Am Montag, den 20.01.2025 haben sich einige der bisher nicht auffindbaren Beschuldigten aus dem Budapest-Komplex an verschiedenen Orten in Deutschland den Strafverfolgungsbehörden gestellt. Einer der Beschuldigten, Zaid, befindet sich aktuell in der JVA Köln-Ossendorf.

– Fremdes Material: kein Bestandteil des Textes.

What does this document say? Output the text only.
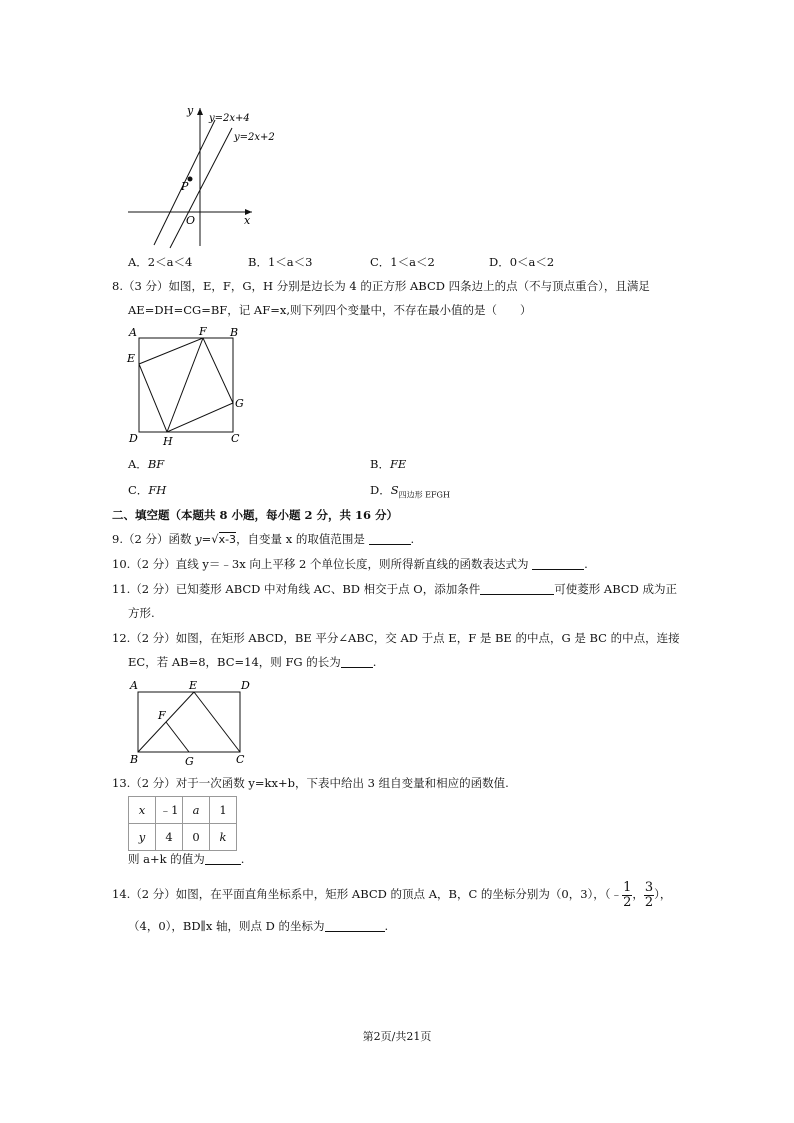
y
x
O
P
y=2x+4
y=2x+2
A．2＜a＜4	B．1＜a＜3	C．1＜a＜2	D．0＜a＜2
8.（3 分）如图，E，F，G，H 分别是边长为 4 的正方形 ABCD 四条边上的点（不与顶点重合），且满足
AE=DH=CG=BF，记 AF=x,则下列四个变量中，不存在最小值的是（　　）
A	F B
E
G
D H	C
A．BF	B．FE
C．FH	D．$S_{四边形 EFGH}$
二、填空题（本题共 8 小题，每小题 2 分，共 16 分）
9.（2 分）函数 y=√x-3，自变量 x 的取值范围是	.
10.（2 分）直线 y＝﹣3x 向上平移 2 个单位长度，则所得新直线的函数表达式为	.
11.（2 分）已知菱形 ABCD 中对角线 AC、BD 相交于点 O，添加条件	可使菱形 ABCD 成为正
方形.
12.（2 分）如图，在矩形 ABCD，BE 平分∠ABC，交 AD 于点 E，F 是 BE 的中点，G 是 BC 的中点，连接
EC，若 AB=8，BC=14，则 FG 的长为	.
A	E	D
F
B	G	C
13.（2 分）对于一次函数 y=kx+b，下表中给出 3 组自变量和相应的函数值.
x	﹣1	a	1
y	4	0	k
则 a+k 的值为	.
14.（2 分）如图，在平面直角坐标系中，矩形 ABCD 的顶点 A，B，C 的坐标分别为（0，3），（﹣ $\frac{1}{2}$ ， $\frac{3}{2}$ ），
（4，0），BD∥x 轴，则点 D 的坐标为	.
第2页/共21页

Für den Genossen besteht die akute Gefahr einer Auslieferung nach Ungarn und einer anschließenden Abschiebung nach Syrien, aufgrund seiner syrischen Staatsbürgerschaft.

Fast zwei Jahre lang haben ebendiese Behörden Zaid und die anderen Beschuldigten, ihre Angehörigen und Umfelder drangsaliert, ausspioniert und versucht in die Enge zu treiben. Mit medialen und behördlichen Öffentlichkeitsfahndungen, Hausdurchsuchungen, Observationen und Anquatschversuchen wurde die gesamte Bandbreite polizeilicher und justizieller Maßnahmen ausgeschöpft.

Ob die deutschen Behörden die Beschuldigten an die rechtsautoritäre Regierung Ungarns ausliefern werden, wie sie dies auch bei Maja getan haben, wissen wir nicht. Was wir aber wissen ist, dass das harte Vorgehen gegen antifaschistische Praxis ein Angriff auf uns alle ist!

Genau wie denen, die sich gegen diesen Schritt entschieden haben, gilt unsere volle Solidarität denjenigen Beschuldigten, die selbstbestimmt die Entscheidung getroffen haben, sich zu stellen.

Schließt euch deshalb unserem Aufruf an, verbreitet ihn und kommt alle am 22.01.25 um 19:00 Uhr zur Kundgebung vor der JVA Köln um laut zu sein und Zaid und den anderen Beschuldigten zu zeigen, dass wir solidarisch hinter ihnen stehen und an sie denken.

Wir fordern, dass unsere Genoss*innen nicht an das ungarische Regime ausgeliefert werden!

Wir fordern: Free Zaid und Free All Antifas!